In our present age, the Earth is our spiritual Canaan filled with cities like Jericho, and there are a bunch of Rahab-type people who are willing to come to the side of the Kingdom of Heaven, waiting to make contact. Believers represent Jesus on Earth as “citizens of heaven” and “ambassadors for Christ” (2 Cor 5:20, Phil 3:20-21), which makes them like the two spies. When God comes to judge the world, those who believe the message they’ve heard from heaven’s ambassadors will be saved. Those who reject the message will be condemned on Judgment Day. The conditional statement that governs who receives this covenant promise of eternal life versus condemnation was spoken by Jesus in John 3:16-21.
John 3:16 [NLT] “For this is how God loved the world: He gave[g] his one and only Son, so that everyone who believes in him will not perish but have eternal life. 17 God sent his Son into the world not to judge the world, but to save the world through him.
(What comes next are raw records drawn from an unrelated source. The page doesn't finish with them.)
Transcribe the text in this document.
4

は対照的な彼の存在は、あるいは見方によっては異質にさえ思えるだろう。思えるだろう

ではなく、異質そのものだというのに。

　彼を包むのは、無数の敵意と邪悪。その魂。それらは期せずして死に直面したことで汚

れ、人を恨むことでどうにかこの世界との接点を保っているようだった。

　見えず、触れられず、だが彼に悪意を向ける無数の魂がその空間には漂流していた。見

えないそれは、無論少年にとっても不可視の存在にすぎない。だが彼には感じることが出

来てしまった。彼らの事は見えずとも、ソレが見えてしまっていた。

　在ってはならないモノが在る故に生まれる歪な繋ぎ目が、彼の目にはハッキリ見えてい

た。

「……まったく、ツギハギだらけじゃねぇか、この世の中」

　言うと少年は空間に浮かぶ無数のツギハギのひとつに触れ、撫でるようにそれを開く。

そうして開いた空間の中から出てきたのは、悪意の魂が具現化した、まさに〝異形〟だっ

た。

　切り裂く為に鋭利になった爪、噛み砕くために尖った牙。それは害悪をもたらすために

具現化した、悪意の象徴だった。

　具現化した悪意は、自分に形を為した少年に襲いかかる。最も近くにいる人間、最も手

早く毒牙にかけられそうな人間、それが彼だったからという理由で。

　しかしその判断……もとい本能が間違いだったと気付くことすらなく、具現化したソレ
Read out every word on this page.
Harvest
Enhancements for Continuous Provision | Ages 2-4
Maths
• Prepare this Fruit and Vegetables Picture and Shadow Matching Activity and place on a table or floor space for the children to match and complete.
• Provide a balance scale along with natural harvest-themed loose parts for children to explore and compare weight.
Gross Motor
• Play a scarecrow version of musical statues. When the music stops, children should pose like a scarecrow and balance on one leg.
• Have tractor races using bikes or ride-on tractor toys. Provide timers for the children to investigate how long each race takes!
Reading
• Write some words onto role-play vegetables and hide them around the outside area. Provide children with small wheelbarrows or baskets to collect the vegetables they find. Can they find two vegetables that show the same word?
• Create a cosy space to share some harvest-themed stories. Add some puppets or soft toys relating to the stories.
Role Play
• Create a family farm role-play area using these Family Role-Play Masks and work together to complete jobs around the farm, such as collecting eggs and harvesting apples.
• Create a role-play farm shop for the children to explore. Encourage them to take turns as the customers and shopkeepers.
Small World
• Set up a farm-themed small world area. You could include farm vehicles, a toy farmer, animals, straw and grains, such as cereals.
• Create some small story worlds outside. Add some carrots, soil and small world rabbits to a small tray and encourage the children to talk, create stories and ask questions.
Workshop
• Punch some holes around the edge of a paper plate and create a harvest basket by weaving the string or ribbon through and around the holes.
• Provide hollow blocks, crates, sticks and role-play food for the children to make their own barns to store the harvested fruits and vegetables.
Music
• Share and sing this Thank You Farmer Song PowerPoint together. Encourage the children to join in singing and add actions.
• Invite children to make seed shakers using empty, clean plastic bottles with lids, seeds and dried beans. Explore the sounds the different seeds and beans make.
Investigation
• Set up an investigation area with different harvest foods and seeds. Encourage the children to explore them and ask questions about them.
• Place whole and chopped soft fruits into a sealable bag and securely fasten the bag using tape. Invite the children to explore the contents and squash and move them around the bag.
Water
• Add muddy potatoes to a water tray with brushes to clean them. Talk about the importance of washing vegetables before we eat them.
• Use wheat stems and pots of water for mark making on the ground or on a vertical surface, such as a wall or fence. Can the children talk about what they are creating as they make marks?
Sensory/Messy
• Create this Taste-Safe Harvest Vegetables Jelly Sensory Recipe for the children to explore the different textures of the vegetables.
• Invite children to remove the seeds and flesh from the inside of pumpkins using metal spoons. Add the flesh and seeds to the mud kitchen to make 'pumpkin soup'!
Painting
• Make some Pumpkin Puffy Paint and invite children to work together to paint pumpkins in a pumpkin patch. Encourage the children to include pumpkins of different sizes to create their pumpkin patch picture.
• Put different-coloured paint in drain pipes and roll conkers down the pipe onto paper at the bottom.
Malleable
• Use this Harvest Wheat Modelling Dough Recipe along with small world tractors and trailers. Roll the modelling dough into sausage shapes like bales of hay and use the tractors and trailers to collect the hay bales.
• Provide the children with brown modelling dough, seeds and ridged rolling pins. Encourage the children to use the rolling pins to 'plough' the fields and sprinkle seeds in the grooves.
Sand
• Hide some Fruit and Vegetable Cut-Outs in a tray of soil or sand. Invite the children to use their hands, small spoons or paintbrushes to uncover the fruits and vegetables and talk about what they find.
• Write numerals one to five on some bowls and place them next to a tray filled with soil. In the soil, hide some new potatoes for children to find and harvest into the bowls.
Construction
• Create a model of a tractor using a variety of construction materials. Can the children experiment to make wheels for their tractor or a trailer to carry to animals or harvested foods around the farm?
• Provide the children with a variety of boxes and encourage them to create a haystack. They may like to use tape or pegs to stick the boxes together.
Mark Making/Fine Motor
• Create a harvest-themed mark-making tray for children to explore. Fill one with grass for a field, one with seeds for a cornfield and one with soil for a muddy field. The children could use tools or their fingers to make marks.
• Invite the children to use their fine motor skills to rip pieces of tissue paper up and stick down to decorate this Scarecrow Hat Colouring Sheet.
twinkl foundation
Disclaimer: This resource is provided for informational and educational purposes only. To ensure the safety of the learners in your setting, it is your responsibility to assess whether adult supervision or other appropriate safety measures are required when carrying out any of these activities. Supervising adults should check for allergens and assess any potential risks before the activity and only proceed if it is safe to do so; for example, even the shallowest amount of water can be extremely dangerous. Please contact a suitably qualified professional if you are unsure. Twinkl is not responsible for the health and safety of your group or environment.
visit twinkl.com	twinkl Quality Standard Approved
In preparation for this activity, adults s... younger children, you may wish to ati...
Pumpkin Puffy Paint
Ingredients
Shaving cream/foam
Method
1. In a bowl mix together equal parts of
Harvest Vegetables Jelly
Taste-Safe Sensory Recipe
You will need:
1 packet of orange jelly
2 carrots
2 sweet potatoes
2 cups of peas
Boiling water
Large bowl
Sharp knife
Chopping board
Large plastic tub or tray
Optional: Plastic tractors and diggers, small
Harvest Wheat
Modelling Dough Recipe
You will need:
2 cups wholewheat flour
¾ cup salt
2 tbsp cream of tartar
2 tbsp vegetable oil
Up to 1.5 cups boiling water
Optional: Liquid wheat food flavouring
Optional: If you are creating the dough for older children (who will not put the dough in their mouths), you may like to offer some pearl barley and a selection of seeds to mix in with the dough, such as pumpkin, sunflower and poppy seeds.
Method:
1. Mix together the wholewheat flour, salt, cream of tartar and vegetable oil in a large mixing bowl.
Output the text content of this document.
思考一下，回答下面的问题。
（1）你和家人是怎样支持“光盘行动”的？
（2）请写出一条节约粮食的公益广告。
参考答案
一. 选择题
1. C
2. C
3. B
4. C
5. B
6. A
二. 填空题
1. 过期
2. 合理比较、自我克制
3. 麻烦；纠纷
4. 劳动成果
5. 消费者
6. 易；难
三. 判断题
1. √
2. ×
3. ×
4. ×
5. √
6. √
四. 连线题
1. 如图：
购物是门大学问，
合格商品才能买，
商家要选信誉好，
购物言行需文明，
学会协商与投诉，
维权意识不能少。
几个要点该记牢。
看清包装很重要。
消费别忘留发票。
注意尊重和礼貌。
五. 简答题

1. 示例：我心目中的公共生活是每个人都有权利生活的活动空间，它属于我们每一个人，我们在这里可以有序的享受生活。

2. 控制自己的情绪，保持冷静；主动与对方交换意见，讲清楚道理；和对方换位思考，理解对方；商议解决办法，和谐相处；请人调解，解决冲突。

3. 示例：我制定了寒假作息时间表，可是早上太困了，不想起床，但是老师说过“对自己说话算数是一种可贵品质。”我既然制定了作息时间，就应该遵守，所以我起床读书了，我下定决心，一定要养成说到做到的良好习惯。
18 “There is no judgment against anyone who believes in him. But anyone who does not believe in him has already been judged for not believing in God’s one and only Son. 19 And the judgment is based on this fact: God’s light came into the world, but people loved the darkness more than the light, for their actions were evil. 20 All who do evil hate the light and refuse to go near it for fear their sins will be exposed. 21 But those who do what is right come to the light so others can see that they are doing what God wants.